The escape of the Islamic State from Raqqa is, to put it mildly, bizarre. One might accept that avoiding the carnage that would have been part and parcel of an assault on the shattered city should have weighed heavily on the decision making by the attacking forces, but allowing hardened fighters to escape with their weapons would hardly seem a good way to end the conflict. In May, U.S. Defense Secretary James Mattis said on television that the war against ISIS was one of “…annihilation. Our intention is that the foreign fighters do not survive the fight to return home to north Africa, to Europe, to America, to Asia, to Africa. We are not going to allow them to do so.”
Well, Mattis was possibly lying back then, or at least saying what he thought would play well on television and in the newspapers. On November 14th, the day after the BBC story about Raqqa broke, he lied again, saying that the United States is in Syria under a U.N. authorization to fight ISIS, which is not true. The Russians have been invited into the country by its legitimate government but the U.S. is not there legally. The Turks are claiming that there are 13 U.S. military bases already in Syria, some of which are permanent.

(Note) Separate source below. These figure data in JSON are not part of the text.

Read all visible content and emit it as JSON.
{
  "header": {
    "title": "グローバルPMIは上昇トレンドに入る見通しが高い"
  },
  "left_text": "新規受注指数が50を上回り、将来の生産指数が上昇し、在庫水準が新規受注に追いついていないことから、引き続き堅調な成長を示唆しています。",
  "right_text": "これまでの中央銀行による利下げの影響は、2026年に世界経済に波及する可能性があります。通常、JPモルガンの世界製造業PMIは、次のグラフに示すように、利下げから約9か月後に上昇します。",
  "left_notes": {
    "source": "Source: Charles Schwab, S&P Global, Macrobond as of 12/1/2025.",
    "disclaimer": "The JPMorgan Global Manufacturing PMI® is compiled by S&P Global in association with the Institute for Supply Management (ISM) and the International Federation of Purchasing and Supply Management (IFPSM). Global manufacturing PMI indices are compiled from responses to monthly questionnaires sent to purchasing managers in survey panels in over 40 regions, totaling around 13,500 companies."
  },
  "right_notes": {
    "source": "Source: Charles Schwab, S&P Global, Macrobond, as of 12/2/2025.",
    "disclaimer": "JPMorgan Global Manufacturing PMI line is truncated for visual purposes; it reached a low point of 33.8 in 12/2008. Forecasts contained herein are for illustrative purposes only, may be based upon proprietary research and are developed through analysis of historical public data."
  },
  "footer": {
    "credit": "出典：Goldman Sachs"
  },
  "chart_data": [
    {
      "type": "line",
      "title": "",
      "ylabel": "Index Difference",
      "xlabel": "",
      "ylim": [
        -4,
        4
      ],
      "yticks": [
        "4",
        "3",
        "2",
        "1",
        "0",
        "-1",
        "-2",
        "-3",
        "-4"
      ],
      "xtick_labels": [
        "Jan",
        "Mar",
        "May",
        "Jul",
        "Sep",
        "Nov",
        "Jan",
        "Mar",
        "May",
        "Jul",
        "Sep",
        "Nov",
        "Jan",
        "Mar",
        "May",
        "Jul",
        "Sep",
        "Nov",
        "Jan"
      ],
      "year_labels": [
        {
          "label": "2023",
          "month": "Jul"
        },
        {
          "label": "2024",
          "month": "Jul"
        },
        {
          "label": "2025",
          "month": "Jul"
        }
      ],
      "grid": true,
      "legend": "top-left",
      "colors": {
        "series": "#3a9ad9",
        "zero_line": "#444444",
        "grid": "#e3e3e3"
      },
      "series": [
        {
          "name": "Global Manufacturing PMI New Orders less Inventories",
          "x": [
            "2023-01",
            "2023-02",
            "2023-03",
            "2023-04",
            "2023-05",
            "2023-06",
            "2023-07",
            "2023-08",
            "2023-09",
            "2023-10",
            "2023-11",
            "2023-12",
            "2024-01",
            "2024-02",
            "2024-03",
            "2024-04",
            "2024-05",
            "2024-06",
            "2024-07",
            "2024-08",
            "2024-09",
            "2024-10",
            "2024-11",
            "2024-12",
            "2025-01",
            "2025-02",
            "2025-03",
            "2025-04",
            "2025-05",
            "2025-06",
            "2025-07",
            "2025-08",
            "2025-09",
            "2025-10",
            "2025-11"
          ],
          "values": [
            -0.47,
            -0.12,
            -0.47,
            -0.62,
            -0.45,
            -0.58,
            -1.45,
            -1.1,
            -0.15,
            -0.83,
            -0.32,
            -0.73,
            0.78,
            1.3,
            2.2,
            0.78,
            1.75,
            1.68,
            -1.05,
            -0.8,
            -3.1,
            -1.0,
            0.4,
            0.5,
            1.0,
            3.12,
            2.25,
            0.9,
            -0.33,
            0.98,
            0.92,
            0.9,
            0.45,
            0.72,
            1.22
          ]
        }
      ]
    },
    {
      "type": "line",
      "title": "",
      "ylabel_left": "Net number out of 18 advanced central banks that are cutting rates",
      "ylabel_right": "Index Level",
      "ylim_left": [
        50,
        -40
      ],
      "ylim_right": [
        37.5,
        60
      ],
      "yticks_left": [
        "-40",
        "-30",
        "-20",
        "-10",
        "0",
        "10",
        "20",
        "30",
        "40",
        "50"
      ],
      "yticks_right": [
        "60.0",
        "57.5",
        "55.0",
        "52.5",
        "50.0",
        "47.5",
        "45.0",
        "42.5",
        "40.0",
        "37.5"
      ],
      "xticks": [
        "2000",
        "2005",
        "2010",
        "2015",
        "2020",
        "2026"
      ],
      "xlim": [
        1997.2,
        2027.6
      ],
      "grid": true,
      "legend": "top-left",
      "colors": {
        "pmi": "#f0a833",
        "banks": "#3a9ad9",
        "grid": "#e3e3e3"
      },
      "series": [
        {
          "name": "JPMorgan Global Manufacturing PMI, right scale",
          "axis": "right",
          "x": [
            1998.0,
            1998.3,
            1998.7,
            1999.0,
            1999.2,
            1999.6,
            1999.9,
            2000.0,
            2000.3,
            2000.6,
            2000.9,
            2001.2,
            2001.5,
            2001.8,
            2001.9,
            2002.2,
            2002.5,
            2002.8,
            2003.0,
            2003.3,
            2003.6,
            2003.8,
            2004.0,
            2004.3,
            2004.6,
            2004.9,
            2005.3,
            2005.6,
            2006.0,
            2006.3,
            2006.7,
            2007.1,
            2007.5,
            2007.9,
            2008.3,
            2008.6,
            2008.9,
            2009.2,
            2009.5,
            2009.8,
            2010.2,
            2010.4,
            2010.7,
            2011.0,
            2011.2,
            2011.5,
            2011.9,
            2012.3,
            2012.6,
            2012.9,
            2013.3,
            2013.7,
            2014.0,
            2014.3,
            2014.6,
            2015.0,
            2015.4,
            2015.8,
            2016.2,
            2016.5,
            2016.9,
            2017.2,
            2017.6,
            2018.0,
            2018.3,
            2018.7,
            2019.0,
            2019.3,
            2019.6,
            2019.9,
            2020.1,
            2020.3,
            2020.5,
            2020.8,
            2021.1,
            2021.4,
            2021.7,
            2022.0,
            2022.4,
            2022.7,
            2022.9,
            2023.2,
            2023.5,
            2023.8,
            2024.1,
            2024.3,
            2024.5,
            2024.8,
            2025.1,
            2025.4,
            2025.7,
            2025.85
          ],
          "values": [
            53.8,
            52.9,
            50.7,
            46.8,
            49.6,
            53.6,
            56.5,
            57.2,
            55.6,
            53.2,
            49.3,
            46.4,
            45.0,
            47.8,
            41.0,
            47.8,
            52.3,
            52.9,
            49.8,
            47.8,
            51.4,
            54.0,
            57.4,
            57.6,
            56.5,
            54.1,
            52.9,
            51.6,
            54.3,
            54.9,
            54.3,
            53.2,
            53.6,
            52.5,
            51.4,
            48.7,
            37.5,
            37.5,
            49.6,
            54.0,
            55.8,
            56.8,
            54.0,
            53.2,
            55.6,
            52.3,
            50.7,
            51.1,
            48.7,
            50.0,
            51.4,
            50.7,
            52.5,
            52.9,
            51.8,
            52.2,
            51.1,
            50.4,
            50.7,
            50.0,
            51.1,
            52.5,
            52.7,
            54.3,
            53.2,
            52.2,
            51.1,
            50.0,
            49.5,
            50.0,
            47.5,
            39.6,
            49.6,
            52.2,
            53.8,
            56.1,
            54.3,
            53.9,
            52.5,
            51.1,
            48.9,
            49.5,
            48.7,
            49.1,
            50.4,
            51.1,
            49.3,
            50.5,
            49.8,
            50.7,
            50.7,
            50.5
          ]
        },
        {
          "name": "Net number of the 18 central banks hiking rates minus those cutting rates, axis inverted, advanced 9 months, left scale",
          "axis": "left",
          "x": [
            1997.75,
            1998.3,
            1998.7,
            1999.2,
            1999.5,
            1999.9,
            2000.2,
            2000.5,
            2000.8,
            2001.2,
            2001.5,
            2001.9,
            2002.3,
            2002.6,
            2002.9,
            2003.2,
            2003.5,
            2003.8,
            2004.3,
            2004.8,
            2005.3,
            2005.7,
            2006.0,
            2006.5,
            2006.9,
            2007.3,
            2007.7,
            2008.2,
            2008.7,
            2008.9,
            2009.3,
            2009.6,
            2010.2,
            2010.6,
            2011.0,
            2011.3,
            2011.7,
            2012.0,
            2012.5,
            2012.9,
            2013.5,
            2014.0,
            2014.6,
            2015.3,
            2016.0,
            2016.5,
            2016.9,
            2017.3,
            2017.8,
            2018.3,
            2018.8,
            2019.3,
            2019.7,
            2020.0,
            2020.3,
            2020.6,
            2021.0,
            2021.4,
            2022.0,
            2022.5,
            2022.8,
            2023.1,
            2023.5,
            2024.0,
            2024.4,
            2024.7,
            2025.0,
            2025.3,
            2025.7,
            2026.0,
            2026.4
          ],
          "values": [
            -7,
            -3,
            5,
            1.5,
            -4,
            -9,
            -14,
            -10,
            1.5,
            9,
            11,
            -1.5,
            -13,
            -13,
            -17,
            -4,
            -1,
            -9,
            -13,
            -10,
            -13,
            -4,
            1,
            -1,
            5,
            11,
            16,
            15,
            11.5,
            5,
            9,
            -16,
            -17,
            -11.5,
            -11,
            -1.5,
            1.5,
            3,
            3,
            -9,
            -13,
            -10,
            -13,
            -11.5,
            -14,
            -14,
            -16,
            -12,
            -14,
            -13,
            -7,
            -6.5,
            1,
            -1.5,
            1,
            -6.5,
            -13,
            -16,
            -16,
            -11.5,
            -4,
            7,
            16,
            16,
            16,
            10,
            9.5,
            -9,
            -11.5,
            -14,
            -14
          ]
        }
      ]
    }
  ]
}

Mattis added to his bit of fiction by stating, somewhat ominously, that while the first phase of the ISIS war is coming to an end “Basically we can go after ISIS. And we’re there to take them out. But that doesn’t mean we just walk away and let ISIS 2.0 pop back around. The enemy hasn’t declared they’re done with the war yet. So, we’ll keep fighting them as long as they want to fight.”
A waggish friend of mine suggested that Mattis might be deliberately selectively releasing ISIS fighters so the U.S. will never have to leave Syria, but my own theory is somewhat different. I think that Washington, which has done so little to defeat ISIS, wants some threat to continue so it can keep its own “resistance forces” in place and active to give it a seat at the table and a voice at the upcoming Geneva discussions for a political settlement in Syria. Otherwise Washington will be outside looking in. The unspeakable Nikki Haley at the U.N. appears to endorse that line of thinking by asserting that Washington will continue “to fight for justice” in Syria no matter what the rest of the world decides to do.
Does this mean that we can expect considerable fumbling and a game with no exit strategy, something like a replay of Afghanistan, Iraq and Libya? You betcha.